# has any one tried rachel ray's NUTRISH dog food?



## uniquelovdolce (Mar 10, 2010)

they gave my boyfriend like 4 sample size bags and i tried it out yesterday and dolce loved it!


----------



## Ladysmom (Oct 19, 2004)

That's one of the brands on the list of foods that contain menadione.

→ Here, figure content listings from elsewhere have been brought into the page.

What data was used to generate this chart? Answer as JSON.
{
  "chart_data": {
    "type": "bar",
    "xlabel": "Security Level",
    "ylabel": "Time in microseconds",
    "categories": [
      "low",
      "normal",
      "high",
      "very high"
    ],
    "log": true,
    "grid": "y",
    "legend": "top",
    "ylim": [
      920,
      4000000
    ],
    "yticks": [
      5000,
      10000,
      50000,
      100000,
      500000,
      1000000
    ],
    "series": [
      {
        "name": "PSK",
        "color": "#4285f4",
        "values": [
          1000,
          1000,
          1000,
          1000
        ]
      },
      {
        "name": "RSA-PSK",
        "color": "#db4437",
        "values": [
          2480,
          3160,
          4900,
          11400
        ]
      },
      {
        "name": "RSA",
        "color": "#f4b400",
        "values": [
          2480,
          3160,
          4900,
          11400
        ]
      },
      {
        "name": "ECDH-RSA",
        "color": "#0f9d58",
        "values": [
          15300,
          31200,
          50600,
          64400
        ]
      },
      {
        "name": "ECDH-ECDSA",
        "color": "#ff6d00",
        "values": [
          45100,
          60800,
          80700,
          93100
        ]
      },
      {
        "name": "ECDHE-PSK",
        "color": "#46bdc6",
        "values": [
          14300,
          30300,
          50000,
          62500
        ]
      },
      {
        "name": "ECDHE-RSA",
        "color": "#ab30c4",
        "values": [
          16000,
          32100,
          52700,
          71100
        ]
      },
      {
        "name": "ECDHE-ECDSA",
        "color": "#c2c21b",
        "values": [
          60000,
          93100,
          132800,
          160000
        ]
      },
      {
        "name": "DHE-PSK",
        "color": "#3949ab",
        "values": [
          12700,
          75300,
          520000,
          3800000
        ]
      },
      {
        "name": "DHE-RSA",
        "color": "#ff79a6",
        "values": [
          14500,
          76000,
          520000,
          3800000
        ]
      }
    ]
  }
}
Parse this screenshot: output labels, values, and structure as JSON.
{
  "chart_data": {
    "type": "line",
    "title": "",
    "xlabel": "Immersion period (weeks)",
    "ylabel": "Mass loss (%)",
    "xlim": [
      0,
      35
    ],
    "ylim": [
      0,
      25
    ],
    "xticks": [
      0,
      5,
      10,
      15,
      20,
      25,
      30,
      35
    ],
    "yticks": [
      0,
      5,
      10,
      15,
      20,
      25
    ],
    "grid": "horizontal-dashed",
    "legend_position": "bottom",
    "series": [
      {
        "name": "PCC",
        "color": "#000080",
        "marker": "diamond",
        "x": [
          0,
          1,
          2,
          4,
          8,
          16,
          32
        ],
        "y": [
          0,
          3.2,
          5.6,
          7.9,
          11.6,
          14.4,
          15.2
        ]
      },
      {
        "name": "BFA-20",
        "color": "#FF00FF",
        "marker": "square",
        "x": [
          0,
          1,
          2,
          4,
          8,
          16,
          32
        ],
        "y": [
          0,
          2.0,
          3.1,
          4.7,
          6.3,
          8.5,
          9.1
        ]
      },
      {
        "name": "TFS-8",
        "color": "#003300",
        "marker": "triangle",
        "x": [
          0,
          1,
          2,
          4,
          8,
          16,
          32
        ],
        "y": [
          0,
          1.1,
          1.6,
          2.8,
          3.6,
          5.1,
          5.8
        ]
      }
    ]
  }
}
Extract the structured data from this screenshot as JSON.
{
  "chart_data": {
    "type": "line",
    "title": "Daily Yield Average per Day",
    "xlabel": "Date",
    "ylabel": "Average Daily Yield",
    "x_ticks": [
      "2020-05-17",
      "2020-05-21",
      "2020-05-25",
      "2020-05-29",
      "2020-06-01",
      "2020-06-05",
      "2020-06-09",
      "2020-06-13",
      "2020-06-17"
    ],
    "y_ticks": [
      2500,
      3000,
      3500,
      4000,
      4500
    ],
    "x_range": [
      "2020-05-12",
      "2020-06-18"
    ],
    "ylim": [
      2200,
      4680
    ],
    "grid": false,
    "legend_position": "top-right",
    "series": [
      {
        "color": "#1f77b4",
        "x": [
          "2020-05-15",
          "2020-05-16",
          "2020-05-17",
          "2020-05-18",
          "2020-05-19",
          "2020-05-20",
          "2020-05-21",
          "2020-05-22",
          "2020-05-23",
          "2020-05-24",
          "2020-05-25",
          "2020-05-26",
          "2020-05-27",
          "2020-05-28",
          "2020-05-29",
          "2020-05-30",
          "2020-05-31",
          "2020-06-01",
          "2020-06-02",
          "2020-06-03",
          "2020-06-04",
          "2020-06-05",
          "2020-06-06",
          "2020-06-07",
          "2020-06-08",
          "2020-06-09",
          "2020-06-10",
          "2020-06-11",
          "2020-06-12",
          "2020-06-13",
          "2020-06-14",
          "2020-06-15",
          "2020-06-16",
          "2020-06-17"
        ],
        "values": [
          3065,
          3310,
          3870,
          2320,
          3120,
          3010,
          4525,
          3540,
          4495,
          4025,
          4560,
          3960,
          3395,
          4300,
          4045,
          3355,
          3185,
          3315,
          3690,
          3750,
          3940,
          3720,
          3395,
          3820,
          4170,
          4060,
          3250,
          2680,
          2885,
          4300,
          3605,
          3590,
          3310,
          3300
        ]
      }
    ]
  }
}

http://spoiledmaltese.com/forum/60-maltese-food-snacks-treats/108624-dog-food-ingredient-wary.html


----------



## uniquelovdolce (Mar 10, 2010)

oo wow thank u much ! i was reading up on it too , n it seems like it has very little chicken and alot of different meals and chemicals.. n he gobbled it up . crazy.


----------



## Ladysmom (Oct 19, 2004)

Not a great review:

Dog Food Review: Rachael Ray's Nutrish - Associated Content - associatedcontent.com


----------



## uniquelovdolce (Mar 10, 2010)

yes thats the same one i read! i will def not be giving dolce anymore of this , its crazy how they word everything to try to trick consumers into thinking its actually good natural food.. i have learned so much here in SM because i would have never known half of what i know if it werent for this forum.


Ladysmom said:


> Not a great review:
> 
> Dog Food Review: Rachael Ray's Nutrish - Associated Content - associatedcontent.com


----------